You won’t find many business-friendly books in the anthropology sections of your local bookstore or library, but one gigantic exception to that rule is Jared Diamond’s Guns, Germs and Steel. And though that’s a new that may catch the eye of folks in the retail jewelry world, I can assure you that Jared Diamond and Jared the Jeweler are two very different people.

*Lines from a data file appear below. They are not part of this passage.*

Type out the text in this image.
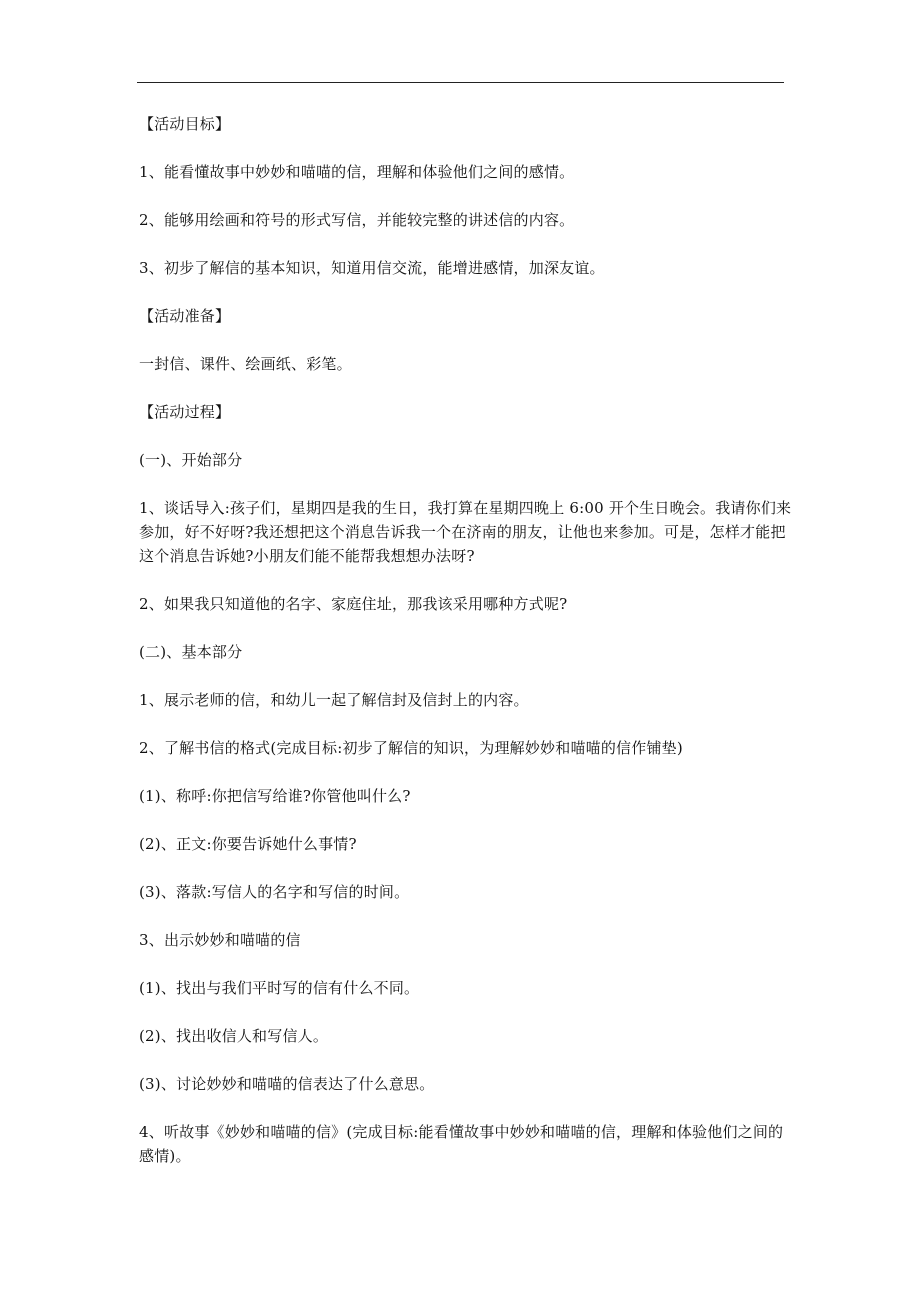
【活动目标】

1、能看懂故事中妙妙和喵喵的信，理解和体验他们之间的感情。

2、能够用绘画和符号的形式写信，并能较完整的讲述信的内容。

3、初步了解信的基本知识，知道用信交流，能增进感情，加深友谊。

【活动准备】

一封信、课件、绘画纸、彩笔。

【活动过程】

(一)、开始部分

1、谈话导入:孩子们，星期四是我的生日，我打算在星期四晚上 6:00 开个生日晚会。我请你们来参加，好不好呀?我还想把这个消息告诉我一个在济南的朋友，让他也来参加。可是，怎样才能把这个消息告诉她?小朋友们能不能帮我想想办法呀?

2、如果我只知道他的名字、家庭住址，那我该采用哪种方式呢?

(二)、基本部分

1、展示老师的信，和幼儿一起了解信封及信封上的内容。

2、了解书信的格式(完成目标:初步了解信的知识，为理解妙妙和喵喵的信作铺垫)

(1)、称呼:你把信写给谁?你管他叫什么?

(2)、正文:你要告诉她什么事情?

(3)、落款:写信人的名字和写信的时间。

3、出示妙妙和喵喵的信

(1)、找出与我们平时写的信有什么不同。

(2)、找出收信人和写信人。

(3)、讨论妙妙和喵喵的信表达了什么意思。

4、听故事《妙妙和喵喵的信》(完成目标:能看懂故事中妙妙和喵喵的信，理解和体验他们之间的感情)。
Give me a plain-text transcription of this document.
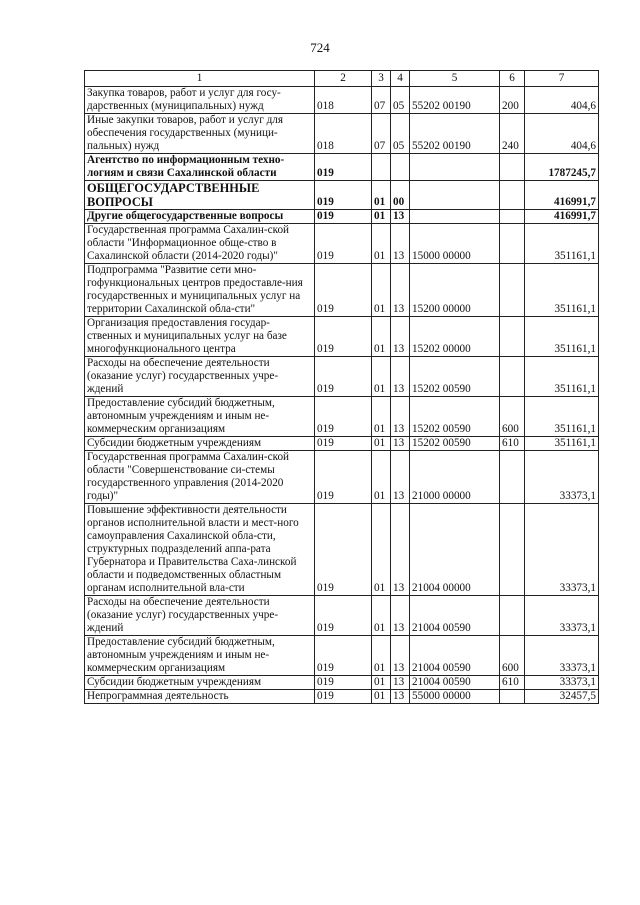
724
1	2	3	4	5	6	7
Закупка товаров, работ и услуг для госу-дарственных (муниципальных) нужд	018	07	05	55202 00190	200	404,6
Иные закупки товаров, работ и услуг для обеспечения государственных (муници-пальных) нужд	018	07	05	55202 00190	240	404,6
Агентство по информационным техно-логиям и связи Сахалинской области	019					1787245,7
ОБЩЕГОСУДАРСТВЕННЫЕ ВОПРОСЫ	019	01	00			416991,7
Другие общегосударственные вопросы	019	01	13			416991,7
Государственная программа Сахалин-ской области "Информационное обще-ство в Сахалинской области (2014-2020 годы)"	019	01	13	15000 00000		351161,1
Подпрограмма "Развитие сети мно-гофункциональных центров предоставле-ния государственных и муниципальных услуг на территории Сахалинской обла-сти"	019	01	13	15200 00000		351161,1
Организация предоставления государ-ственных и муниципальных услуг на базе многофункционального центра	019	01	13	15202 00000		351161,1
Расходы на обеспечение деятельности (оказание услуг) государственных учре-ждений	019	01	13	15202 00590		351161,1
Предоставление субсидий бюджетным, автономным учреждениям и иным не-коммерческим организациям	019	01	13	15202 00590	600	351161,1
Субсидии бюджетным учреждениям	019	01	13	15202 00590	610	351161,1
Государственная программа Сахалин-ской области "Совершенствование си-стемы государственного управления (2014-2020 годы)"	019	01	13	21000 00000		33373,1
Повышение эффективности деятельности органов исполнительной власти и мест-ного самоуправления Сахалинской обла-сти, структурных подразделений аппа-рата Губернатора и Правительства Саха-линской области и подведомственных областным органам исполнительной вла-сти	019	01	13	21004 00000		33373,1
Расходы на обеспечение деятельности (оказание услуг) государственных учре-ждений	019	01	13	21004 00590		33373,1
Предоставление субсидий бюджетным, автономным учреждениям и иным не-коммерческим организациям	019	01	13	21004 00590	600	33373,1
Субсидии бюджетным учреждениям	019	01	13	21004 00590	610	33373,1
Непрограммная деятельность	019	01	13	55000 00000		32457,5
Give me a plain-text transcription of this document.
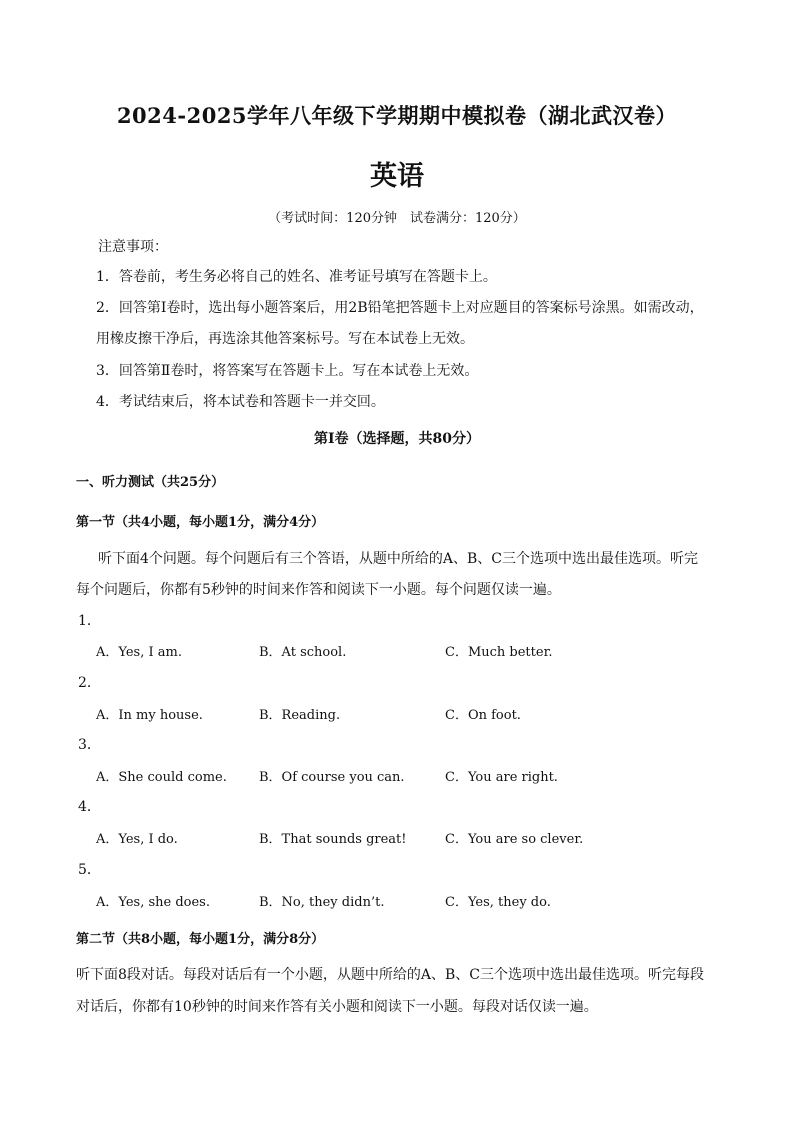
2024-2025学年八年级下学期期中模拟卷（湖北武汉卷）
英语
（考试时间：120分钟　试卷满分：120分）
注意事项：
1．答卷前，考生务必将自己的姓名、准考证号填写在答题卡上。
2．回答第Ⅰ卷时，选出每小题答案后，用2B铅笔把答题卡上对应题目的答案标号涂黑。如需改动，
用橡皮擦干净后，再选涂其他答案标号。写在本试卷上无效。
3．回答第Ⅱ卷时，将答案写在答题卡上。写在本试卷上无效。
4．考试结束后，将本试卷和答题卡一并交回。
第Ⅰ卷（选择题，共80分）
一、听力测试（共25分）
第一节（共4小题，每小题1分，满分4分）
听下面4个问题。每个问题后有三个答语，从题中所给的A、B、C三个选项中选出最佳选项。听完
每个问题后，你都有5秒钟的时间来作答和阅读下一小题。每个问题仅读一遍。
1．
A．Yes, I am.	B．At school.	C．Much better.
2．
A．In my house.	B．Reading.	C．On foot.
3．
A．She could come. B．Of course you can.	C．You are right.
4．
A．Yes, I do.	B．That sounds great!	C．You are so clever.
5．
A．Yes, she does.	B．No, they didn’t.	C．Yes, they do.
第二节（共8小题，每小题1分，满分8分）
听下面8段对话。每段对话后有一个小题，从题中所给的A、B、C三个选项中选出最佳选项。听完每段
对话后，你都有10秒钟的时间来作答有关小题和阅读下一小题。每段对话仅读一遍。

Since most folks reading this here tome are plenty busy already and probably don’t have much time to work through a 460-page Pulitzer Prize-winning scholarly text, allow me to give to you one of its most pertinent core theories; that the rise of agrarian, farming societies in the Fertile Crescent many thousands of years ago was the single biggest transformational development in all of human history. Left behind were the hunter/gatherers who had to live in small roaming packs searching for plants and animals to consume. In their place rose towns, cities, and nations that stockpiled food – and by proxy, wealth – thanks to having crops readily available due to generations of careful cultivation.
When you think about it, it is hard to believe that modern society came to be essentially because of a process that boils down to plow, plant, water, harvest, and repeat. You couldn’t make that more boring if you tried.
At this point, you may ask, Dear Reader, “But Ray, I’m not in the farming or ag business. What’s this got to do with me?”
Stick with me.
We’ll now forget about the hunter/gatherers and think instead of fishermen. Not a bad life, out on a boat dropping hooks and nets in the water and pulling up big, juicy (and sometimes frightening) fish and other good stuff that’ll look great on a plate next to a wedge of lemon with none of the drawn-out tedium and waiting that comes with raising a farm.
But what if the fish go where you aren’t? Maybe the boat springs a leak. Or a king hell Perfect Storm turns a simple fishing trip into a deadly disaster. Suddenly, boring old farming looks pretty dang attractive, right?
I wrote all that so I could write this: In business, it can be awfully attractive and easy to go fishing for customers, reeling them in with flashy sales and promotions and enjoying the splendor of a gigantic haul from your quick-turn marketing efforts. But just like societies didn’t grow from fishing on their own, long-lasting businesses aren’t getting there without doing some long-game planting and watering that’ll result in a bumper crop of business well into the future.
That long game can mean many things, depending on your business. Still, one of the seed varieties you absolutely need to plant is programmatic awareness and brand marketing through proven, effective broadcast channels that build your reputation in the minds of eventual customers. And just like farmers over the eons, playing with the mix of crops and how you irrigate and fertilize them will let you figure out how to realize true abundance.
There’s still plenty of value in fishing, and hunting. After all, it’s nice to have some steak with your corn and potatoes. But going all the way in one practice over the other builds in a lot of risk, making it easy to look at a lot of nothing when it’s time to eat.